Spore (PC)
My god, it's full of stars.
9/9/2008 6:50 PM | 17 Comments | Page 1 of 3
What's Hot: The Earth's molten core; Alien death rays; Mammalian blood
What's Not: Comets; The cruelty of nature; The soundless vacuum of space
I'm scrolling back on my mouse wheel when it hits me. Every speck of light I see on my computer screen is a star -- a solar system that I can
actually visit so long as I keep my spacecraft gassed up. There seem to be, in the parlance of Carl Sagan, billions and billions of them. The tiny points of light spiral off into the distance, radiating from the center of the Milky Way like legs of a starfish. I'm having a David Bowman moment: Like Keir Dullea in the movie "2001: A Space Odyssey," I'm catching a glimpse of something bigger than myself -- something I'm not sure I can completely comprehend. My eyes go wide and something pops deep inside the recesses of my monkey brain. Mind blown.

"I'd like to buy a vowel, please."
That's the point of
Spore, really. Will Wright and his army of simulation makers at Maxis have crafted the videogame equivalent of a shopping mall map. Instead of Abercrombie and Fitch you get the moment the first fish sprang legs and walked on dry land. Where that Verizon Wireless kiosk sits, there's the entire industrial revolution. And that place that sells tiny frozen dots of ice cream? That's our tasty and refreshing future as intergalactic explorers.
Spore slaps a sticker atop all of creation, an arrow pointing to one time and place with the plain words "you are here."
Funny how a so-called God game, one that gives you the power to create life, sculpt planets, and determine the course of entire civilizations, has a way of making you feel small.
Spore may be ambitious, sprawling and borderline revolutionary (we'll get to this in a moment) but it's pretty much the same game Will Wright has been making for the past 10 years.
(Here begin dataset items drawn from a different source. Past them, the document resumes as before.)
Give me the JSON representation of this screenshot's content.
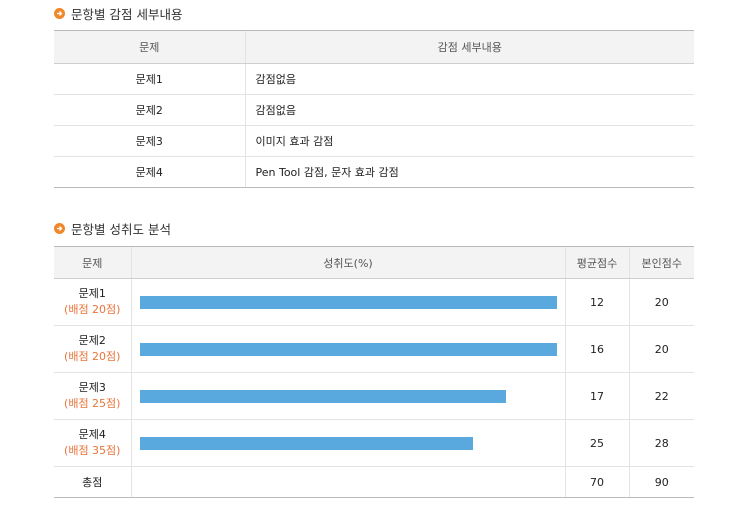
{
  "deductions": {
    "title": "문항별 감점 세부내용",
    "headers": [
      "문제",
      "감점 세부내용"
    ],
    "rows": [
      {
        "q": "문제1",
        "detail": "감점없음"
      },
      {
        "q": "문제2",
        "detail": "감점없음"
      },
      {
        "q": "문제3",
        "detail": "이미지 효과 감점"
      },
      {
        "q": "문제4",
        "detail": "Pen Tool 감점, 문자 효과 감점"
      }
    ]
  },
  "achievement": {
    "title": "문항별 성취도 분석",
    "headers": [
      "문제",
      "성취도(%)",
      "평균점수",
      "본인점수"
    ],
    "rows": [
      {
        "q": "문제1",
        "sub": "(배점 20점)",
        "pct": 100,
        "avg": "12",
        "mine": "20"
      },
      {
        "q": "문제2",
        "sub": "(배점 20점)",
        "pct": 100,
        "avg": "16",
        "mine": "20"
      },
      {
        "q": "문제3",
        "sub": "(배점 25점)",
        "pct": 88,
        "avg": "17",
        "mine": "22"
      },
      {
        "q": "문제4",
        "sub": "(배점 35점)",
        "pct": 80,
        "avg": "25",
        "mine": "28"
      }
    ],
    "total": {
      "label": "총점",
      "avg": "70",
      "mine": "90"
    }
  },
  "colors": {
    "accent": "#f0882a",
    "bar": "#59a9de",
    "sub_text": "#e8743b"
  }
}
It's a game about sweating the details.
SimCity,
SimAnt,
SimCopter (and countless other games with the word "Sim" preceding some mundane but somehow interesting thing) let players pop the hood and get their hands dirty.

Pac-Man evolved.
But those games were always so focused -- they zeroed in on one subject, then riffed with near autistic (but rarely tiresome) detail.
The Sims was the first where we started to get the sense of scale that
Spore would eventually to aspire to. The idea of a virtual dollhouse seems, on paper, like such a simple thing. All you really need to "play house" is a mommy, a daddy and something rectangular-shaped in which the ensuing domestic disturbances can occur. Yet
The Sims wound up being so much more. It, like the childhood game, became a mirror -- one that reflected the light of American life back on us. Our George Carlin-esque fixation with "stuff," the mutation of the nuclear family, and the vice-like grip that pop culture holds on our imagination, all sprang to life in the petri dish of
The Sims, and millions (including, statistically, your mom) had a blast playing out their fantasies.
Spore isn't just
SimGalaxy. It's an evolution of the all-encompassing lifestyle simulator that
The Sims brand became. That's kind of what the game's five stages are all about. These seemingly disparate ways to play aren't just pit stops on a playable timeline of life, the universe and everything; play through the lot of them and you're also experiencing a brief history of videogames. The Cell Stage channels the
Pac-Man era. It's eat or be eaten in Flatland, with controls just as intuitive, as primal as any arcade quarter-chomper. Then with landfall and the Creature Stage, when creatures clamber from the ocean, the game makes the radical shift to three dimensions. It's
Super Mario 64 all over again -- learning to walk, learning to stomp. Then with the Tribal Stage and Civilization Stage, things start to get deep. It's no longer about "me." The gamer takes control of a "we," orchestrating the movements and actions of many, with rising levels of difficulty and depth. This is when we learn that individual lives, like a Terran marine or a single red Pikmin, are disposable.